Hobi saya menonton video edukasi,kepribadian saya ingin menjadi orang yang bermanfaat bagi semuanya dan saya merupakan Al-Faqir yang sedang belajar tentang karya tulis.

Selanjutnya

Tutup

Sosbud

Tradisi panggilan gus di jawa dan perannya bagi masyarakat

2 Februari 2025   12:52 Diperbarui: 2 Februari 2025   12:52 87
+
Laporkan Konten
Laporkan Akun
Kompasiana adalah platform blog. Konten ini menjadi tanggung jawab bloger dan tidak mewakili pandangan redaksi Kompas.
Lihat foto
Foto Gus Dur  & NU Online

Menurut Kamus Besar Bahasa Indonesia (KBBI), panggilan "Gus" untuk anak laki-laki berasal dari kata "Bagus," yang berarti tampan. Asal-usul panggilan ini memiliki hubungan yang erat dengan budaya Jawa, khususnya di kalangan istana dan pesantren. Di masa lalu, istilah "Gus" berakar dari kata "Gusti," yang sering digunakan untuk menyebut putra-putra raja di Keraton Kasunanan Surakarta Hadiningrat. Pada era pemerintahan Sri Susuhunan Pakubuwono IV (1788-1820 M), istilah ini menjadi identitas bagi anak-anak raja yang memiliki status tinggi.

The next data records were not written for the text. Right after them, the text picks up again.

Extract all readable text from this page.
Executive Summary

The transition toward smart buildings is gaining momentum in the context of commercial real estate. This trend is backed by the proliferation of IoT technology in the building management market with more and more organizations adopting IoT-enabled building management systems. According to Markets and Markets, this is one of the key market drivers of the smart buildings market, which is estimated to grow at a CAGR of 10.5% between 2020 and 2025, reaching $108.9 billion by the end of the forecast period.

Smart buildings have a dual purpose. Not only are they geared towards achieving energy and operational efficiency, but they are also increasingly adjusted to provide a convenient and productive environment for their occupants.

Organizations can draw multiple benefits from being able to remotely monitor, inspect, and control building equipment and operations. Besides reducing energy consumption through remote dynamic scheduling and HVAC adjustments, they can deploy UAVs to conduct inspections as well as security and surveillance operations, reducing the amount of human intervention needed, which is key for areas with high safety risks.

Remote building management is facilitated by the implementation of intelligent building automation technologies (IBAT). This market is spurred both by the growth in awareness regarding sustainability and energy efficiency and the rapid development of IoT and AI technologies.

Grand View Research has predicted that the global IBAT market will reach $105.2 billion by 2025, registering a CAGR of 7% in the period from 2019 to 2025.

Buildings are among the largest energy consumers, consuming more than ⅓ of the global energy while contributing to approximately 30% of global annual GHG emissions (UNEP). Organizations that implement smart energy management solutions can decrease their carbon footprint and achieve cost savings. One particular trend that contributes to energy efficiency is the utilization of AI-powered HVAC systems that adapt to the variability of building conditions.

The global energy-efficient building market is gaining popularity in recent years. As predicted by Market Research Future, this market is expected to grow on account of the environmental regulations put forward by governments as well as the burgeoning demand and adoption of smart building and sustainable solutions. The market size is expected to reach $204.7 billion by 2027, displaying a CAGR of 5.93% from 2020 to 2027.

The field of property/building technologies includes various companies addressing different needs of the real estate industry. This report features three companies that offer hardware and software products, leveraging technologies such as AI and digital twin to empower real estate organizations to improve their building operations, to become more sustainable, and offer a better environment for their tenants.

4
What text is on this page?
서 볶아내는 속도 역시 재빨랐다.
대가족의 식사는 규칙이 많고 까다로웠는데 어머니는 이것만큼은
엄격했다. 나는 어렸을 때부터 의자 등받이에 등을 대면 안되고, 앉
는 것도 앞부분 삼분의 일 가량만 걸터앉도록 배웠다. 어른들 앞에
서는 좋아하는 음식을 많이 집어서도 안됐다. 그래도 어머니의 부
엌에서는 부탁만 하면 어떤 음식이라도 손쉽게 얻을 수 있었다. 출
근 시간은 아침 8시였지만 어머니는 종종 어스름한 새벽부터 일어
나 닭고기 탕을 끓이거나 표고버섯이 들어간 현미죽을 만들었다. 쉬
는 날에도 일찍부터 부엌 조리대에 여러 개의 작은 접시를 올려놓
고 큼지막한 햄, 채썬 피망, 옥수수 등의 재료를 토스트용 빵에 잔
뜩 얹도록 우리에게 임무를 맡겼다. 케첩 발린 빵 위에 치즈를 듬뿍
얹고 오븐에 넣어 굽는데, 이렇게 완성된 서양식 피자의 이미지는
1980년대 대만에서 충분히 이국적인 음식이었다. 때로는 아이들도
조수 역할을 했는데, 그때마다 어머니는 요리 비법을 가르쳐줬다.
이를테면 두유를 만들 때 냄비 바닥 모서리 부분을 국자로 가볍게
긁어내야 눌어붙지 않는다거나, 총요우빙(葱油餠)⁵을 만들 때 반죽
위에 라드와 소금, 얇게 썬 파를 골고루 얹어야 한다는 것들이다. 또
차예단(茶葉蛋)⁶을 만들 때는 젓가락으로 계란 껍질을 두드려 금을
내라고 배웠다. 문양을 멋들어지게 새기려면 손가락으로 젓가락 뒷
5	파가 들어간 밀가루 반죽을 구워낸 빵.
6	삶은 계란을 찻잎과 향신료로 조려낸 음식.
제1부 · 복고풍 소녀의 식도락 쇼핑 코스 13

Para putra raja sering dipanggil dengan sebutan "Gusti" atau "Den Bagus," yang merupakan gelar yang melambangkan kehormatan dan kedudukan sosial yang tinggi. Gelar Gus identik dengan pria-pria yang dikenal luas sebagai tokoh terkemuka, terutama di lingkungan Nahdlatul Ulama (NU). Salah satu sosok terkenal yang sering dipanggil Gus adalah Abdurrahman Wahid, Presiden keempat Indonesia, yang akrab disapa Gus Dur.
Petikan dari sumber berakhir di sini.